# Crufts Shopping List!



## Autaven (Dec 10, 2011)

Does anyone else have one?  I'm trying to write one so that I can try and contain myself with the spending, though I doubt it will work! So far I have;

Harnesses
New weave poles
New kong
Stock up on plenty of food
New agility leads
Tug toys
Dog bed 

Hmm I'm sure there is more! What is everyone else hoping to get?


----------



## Lowenchi (Jan 22, 2011)

my list is 

Vet bed (lots of vet bed lol) 
3 Chihuahua club year books
Fish 4 dogs treats
healthy paws herbolistic

I bet i come back with a bunch of random crap tho and nothing i need


----------



## MrRustyRead (Mar 14, 2011)

Seen some nice harnesses. Thinking hmmm the chi size will fit my rabbits..... Ha


----------



## Angel pedigrees (Feb 2, 2012)

Yep i have one...

Plush Puppy stuff
Vet bed ( loads too )
Hair Bands
New show lead
New plush bed for the living room
Food ( if cheaper )


----------



## x clo x (Feb 24, 2012)

im not going to bother writing one i never stick to it :lol:

my main thing i want is new clippers, but it depends on the money situation :001_rolleyes:


----------



## kate_7590 (Feb 28, 2009)

This is only my second year going to crufts but i don't go with a list..id never stick to it haha


----------



## madmerle (Feb 10, 2012)

For me its: 

2 x new collars with names embriodered 
1 x teeth cleaning device (dont know what yet) 
1 x anti spill bowl for the car 
LOTS of tennis balls 

Im sure there will be much more


----------



## leafy (Jan 9, 2011)

Not making a list.

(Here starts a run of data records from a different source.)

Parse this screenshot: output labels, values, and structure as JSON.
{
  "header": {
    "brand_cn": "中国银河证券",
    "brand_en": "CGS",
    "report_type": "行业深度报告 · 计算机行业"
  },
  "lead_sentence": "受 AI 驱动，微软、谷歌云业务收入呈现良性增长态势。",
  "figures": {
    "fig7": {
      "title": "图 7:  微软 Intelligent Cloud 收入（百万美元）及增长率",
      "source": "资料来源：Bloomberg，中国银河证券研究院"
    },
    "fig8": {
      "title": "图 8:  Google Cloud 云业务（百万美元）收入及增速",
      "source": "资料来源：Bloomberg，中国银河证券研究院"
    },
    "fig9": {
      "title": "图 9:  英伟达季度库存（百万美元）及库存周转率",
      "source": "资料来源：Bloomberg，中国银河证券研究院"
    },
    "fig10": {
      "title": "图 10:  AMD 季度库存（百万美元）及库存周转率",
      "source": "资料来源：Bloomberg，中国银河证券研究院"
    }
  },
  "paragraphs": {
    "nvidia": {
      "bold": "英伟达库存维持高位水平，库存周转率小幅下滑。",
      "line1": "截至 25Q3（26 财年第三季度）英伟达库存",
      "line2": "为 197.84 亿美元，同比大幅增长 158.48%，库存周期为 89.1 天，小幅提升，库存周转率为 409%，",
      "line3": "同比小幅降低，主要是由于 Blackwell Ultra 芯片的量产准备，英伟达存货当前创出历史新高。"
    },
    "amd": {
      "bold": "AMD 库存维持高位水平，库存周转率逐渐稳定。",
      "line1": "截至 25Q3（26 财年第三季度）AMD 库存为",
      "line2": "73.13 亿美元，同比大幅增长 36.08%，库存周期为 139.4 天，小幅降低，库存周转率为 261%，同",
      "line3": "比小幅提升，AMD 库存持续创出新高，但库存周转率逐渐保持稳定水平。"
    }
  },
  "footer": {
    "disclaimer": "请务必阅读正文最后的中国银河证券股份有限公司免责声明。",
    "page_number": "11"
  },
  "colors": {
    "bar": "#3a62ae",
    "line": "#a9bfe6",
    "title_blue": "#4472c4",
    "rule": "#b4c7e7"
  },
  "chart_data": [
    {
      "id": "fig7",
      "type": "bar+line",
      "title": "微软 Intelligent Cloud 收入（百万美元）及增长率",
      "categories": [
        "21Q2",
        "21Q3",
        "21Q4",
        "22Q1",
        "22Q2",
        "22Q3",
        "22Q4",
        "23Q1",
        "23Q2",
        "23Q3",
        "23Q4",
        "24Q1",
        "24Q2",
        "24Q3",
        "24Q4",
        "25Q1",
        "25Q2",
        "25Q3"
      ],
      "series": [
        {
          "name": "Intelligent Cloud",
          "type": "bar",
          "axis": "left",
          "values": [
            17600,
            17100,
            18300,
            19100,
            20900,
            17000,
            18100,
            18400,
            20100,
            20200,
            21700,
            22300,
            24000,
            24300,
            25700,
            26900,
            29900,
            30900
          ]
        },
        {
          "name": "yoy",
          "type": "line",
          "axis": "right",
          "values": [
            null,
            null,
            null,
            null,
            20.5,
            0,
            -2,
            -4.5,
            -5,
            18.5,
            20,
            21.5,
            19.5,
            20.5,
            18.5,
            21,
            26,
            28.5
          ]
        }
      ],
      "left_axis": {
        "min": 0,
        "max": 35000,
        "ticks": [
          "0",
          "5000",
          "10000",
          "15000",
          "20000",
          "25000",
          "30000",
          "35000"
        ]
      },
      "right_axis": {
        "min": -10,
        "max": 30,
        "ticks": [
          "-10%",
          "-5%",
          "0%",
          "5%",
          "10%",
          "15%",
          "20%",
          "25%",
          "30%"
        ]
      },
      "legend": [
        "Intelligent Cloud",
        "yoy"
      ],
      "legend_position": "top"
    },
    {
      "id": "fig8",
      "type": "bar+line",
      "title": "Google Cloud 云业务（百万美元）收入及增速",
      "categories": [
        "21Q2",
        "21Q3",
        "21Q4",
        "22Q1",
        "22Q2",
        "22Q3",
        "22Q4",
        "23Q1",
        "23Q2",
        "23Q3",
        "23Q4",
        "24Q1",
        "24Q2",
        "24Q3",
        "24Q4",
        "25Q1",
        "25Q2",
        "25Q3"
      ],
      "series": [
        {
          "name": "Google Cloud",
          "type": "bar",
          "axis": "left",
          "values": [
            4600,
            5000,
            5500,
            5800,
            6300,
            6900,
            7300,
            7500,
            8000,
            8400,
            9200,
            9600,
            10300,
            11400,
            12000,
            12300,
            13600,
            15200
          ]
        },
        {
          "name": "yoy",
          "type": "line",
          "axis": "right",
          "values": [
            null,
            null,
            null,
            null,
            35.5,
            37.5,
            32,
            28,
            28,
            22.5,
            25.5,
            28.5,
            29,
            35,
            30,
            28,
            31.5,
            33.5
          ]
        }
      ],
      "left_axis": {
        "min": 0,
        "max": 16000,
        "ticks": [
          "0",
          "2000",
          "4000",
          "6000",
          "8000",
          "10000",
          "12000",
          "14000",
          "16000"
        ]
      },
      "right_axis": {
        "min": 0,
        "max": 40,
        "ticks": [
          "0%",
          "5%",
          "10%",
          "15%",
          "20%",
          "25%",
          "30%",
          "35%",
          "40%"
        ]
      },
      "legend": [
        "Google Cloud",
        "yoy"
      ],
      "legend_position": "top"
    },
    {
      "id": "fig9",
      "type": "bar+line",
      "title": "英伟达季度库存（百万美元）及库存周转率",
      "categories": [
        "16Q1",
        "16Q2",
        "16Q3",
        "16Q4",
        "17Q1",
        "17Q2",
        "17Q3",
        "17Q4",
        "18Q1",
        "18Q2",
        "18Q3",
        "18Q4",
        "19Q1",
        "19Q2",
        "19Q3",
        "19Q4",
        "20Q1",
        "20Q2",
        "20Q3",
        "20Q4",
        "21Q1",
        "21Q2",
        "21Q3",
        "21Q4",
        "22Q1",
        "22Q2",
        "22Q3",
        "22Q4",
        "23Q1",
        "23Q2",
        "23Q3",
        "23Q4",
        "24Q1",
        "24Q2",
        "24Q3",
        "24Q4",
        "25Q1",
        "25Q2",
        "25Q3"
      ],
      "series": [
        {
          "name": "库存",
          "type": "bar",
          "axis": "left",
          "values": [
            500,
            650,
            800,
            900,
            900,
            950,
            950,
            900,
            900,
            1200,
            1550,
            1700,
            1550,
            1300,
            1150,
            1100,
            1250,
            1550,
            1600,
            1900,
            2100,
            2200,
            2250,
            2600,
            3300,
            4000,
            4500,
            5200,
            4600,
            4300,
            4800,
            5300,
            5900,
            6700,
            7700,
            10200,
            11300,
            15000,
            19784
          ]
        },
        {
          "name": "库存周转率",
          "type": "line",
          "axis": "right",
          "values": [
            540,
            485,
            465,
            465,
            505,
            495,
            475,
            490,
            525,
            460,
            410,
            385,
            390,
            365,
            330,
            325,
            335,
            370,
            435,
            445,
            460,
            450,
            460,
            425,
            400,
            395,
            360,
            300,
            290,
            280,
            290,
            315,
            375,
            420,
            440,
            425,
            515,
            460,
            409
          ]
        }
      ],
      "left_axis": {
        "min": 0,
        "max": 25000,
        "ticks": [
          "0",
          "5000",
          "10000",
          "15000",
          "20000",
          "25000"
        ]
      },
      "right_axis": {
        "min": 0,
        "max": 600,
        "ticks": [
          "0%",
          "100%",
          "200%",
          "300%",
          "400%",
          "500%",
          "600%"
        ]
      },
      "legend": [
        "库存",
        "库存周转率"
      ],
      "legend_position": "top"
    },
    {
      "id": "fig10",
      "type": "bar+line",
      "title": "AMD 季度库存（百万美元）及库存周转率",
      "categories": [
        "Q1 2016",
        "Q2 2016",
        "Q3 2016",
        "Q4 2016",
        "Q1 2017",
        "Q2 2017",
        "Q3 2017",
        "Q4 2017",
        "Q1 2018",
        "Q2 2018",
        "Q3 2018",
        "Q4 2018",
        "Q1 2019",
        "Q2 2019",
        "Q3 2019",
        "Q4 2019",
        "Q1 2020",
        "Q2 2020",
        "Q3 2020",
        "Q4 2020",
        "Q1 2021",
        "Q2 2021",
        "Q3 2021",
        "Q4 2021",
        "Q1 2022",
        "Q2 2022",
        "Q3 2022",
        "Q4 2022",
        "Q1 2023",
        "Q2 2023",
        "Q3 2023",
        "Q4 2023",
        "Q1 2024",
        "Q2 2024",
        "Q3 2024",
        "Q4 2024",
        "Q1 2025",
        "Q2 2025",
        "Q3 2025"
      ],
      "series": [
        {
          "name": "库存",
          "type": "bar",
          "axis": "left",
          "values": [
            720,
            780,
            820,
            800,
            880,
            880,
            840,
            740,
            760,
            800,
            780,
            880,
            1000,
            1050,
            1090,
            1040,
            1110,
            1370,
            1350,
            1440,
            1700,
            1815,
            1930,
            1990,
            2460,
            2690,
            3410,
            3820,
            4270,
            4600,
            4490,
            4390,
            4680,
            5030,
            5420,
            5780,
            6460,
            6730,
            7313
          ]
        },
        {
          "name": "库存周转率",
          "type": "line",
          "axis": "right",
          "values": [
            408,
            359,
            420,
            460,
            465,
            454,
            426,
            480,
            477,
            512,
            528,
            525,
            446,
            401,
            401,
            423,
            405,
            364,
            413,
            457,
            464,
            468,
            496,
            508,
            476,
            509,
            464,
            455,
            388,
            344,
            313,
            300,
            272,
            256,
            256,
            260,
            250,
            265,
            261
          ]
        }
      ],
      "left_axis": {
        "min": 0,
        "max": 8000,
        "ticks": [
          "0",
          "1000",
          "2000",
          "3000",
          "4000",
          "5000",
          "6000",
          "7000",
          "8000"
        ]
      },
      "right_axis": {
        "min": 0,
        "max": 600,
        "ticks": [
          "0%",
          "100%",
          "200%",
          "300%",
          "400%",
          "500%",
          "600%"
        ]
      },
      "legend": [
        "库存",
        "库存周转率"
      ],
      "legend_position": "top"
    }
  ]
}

This is just my second time but a soft toy will definitely be bought and maybe some biscuits/treats.


----------



## babycham2002 (Oct 18, 2009)

Salmon oil
Treats Including venison for pets
Tins of lilys kitchen just cos its the only time I will buy it when I dont have to pay p and p
A blanket of some description (always picking them up)
Puffed pig snouts if I see them 

Presents for the dogs that cant be there  which will prob be soft toys.

Wormers I usually get when there but might not this year.

Stuff off of the chinese crested rescue stand




I just hope I get time to do all this shopping lol!!


----------



## Chloef (Feb 23, 2011)

vet bed
pro kolin, yumega, wormer
chews/treats
Chihuahua year books
toys for the pups


----------



## Paganman (Jul 29, 2011)

I support PDE t-shirt :blink:


----------



## dvnbiker (Dec 2, 2009)

this is the first year that I am going with a list, so we have:

vet bed to kit out my van for the new season 
2 new original raised dog beds for the lounge
soft crate 
salmon oil 

thats the musts and then there will no doubt new leads, collars and toys there somewhere LOL


----------